Japan’s first cargo spacecraft

The first JAXA H-II Transfer Vehicle HTV-1 is launched to the International Space Station from the Tanegashima Space Center, Japan.

H-II Transfer Vehicle

H-II Transfer Vehicle

The H-II Transfer Vehicle (HTV) is an unmanned resupply spacecraft used to resupply the Kibō Japanese Experiment Module (JEM) and the rest of the International Space Station (ISS).

The Japan Aerospace Exploration Agency (JAXA) has been working on the design since the early 1990s.

The first mission, HTV-1, was originally intended to be launched in 2001. It lifted-off at 17:01 UTC on September 10, 2009 on an H-IIB launch vehicle.

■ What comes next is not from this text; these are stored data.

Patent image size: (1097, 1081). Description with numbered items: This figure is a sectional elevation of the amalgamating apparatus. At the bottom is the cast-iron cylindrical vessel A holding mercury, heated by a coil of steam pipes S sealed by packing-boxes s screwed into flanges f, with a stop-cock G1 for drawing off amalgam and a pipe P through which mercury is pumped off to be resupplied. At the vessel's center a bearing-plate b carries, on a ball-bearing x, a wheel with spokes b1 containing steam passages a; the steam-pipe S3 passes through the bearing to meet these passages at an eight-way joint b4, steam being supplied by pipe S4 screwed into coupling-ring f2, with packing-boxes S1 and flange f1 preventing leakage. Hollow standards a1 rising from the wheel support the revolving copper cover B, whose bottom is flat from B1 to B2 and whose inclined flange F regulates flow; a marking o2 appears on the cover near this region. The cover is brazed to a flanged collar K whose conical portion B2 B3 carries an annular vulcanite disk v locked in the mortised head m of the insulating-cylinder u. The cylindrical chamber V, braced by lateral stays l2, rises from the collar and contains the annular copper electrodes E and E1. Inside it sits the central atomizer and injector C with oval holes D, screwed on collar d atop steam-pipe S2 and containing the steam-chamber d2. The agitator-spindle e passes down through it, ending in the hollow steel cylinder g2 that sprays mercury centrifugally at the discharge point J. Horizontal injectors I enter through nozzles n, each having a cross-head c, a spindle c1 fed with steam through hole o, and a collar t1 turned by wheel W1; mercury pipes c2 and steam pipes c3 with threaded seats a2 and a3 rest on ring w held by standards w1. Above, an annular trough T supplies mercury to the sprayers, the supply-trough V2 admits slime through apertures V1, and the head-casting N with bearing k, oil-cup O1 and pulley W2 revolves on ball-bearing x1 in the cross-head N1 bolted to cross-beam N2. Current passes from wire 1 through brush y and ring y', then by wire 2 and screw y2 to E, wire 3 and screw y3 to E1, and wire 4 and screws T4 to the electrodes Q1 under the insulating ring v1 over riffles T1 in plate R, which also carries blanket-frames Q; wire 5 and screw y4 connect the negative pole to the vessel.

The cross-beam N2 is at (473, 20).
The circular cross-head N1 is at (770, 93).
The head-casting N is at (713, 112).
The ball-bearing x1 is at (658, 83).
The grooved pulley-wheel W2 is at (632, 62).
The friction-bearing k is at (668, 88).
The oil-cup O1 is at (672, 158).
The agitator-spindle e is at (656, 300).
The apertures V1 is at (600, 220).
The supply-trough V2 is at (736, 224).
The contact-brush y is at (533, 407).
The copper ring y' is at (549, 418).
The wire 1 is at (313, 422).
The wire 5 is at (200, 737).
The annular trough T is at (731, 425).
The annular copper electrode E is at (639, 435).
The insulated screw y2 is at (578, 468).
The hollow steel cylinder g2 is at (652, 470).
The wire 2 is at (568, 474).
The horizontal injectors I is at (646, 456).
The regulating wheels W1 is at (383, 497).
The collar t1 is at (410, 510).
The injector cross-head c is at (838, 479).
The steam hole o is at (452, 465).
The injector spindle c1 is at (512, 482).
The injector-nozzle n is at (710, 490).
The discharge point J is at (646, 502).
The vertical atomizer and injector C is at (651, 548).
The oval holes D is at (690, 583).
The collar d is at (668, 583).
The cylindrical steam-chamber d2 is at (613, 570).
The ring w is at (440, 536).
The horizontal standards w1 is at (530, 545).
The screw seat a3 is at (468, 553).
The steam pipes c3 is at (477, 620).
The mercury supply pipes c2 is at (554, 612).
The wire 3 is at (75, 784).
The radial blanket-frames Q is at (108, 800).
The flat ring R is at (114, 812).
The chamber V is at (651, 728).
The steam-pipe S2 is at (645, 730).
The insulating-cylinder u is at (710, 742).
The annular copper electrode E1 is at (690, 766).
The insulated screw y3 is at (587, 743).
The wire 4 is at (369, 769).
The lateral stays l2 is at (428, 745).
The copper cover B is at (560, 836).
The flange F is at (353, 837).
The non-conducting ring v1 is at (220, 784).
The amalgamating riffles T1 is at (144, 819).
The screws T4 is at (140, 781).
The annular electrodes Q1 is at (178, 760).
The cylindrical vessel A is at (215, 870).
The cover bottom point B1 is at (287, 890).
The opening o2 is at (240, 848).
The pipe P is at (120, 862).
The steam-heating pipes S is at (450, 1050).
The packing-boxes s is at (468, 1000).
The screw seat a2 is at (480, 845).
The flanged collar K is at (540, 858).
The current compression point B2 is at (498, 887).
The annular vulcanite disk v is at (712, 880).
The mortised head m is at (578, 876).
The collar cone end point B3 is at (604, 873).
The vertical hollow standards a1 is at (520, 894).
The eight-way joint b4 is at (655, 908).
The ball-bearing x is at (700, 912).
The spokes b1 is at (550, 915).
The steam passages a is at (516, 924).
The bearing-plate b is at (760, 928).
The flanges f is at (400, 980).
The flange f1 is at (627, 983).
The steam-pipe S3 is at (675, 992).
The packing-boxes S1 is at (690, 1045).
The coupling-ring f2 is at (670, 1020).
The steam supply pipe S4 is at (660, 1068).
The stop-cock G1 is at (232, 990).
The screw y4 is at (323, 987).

HTV is about 9.2 m long (including maneuvering thrusters at one end) and 4.4 m in diameter. Empty, it weighs 10.5 tons. HTV is a larger and simpler vehicle than the Progress spacecraft currently used by Russia to bring supplies to the station, since it does not have a complex docking and approach system.

Progress spacecraft M-52

Progress spacecraft M-52

Instead, it will be flown just close enough to the station to allow capture by Canadarm2, which will pull it to a berthing port on the ISS Harmony module.

HTV can carry supplies in a combination of two different “segments” that can be attached together. One is a pressurized hold with a capacity of 6,000 kg, which includes an optional docking adapter at one end to allow it to be unloaded in a shirt-sleeves environment. It is designed specifically to carry eight International Standard Payload Racks in total.

After the planned retirement of NASA’s Space Shuttle in 2010, HTV will be the only vehicle which can carry ISPRs to the ISS. It will also have a tank to deliver up to 300 kg of water to the station. The other is a lighter and slightly longer unpressurized segment, which includes a hatch on the side to allow it to be unloaded remotely.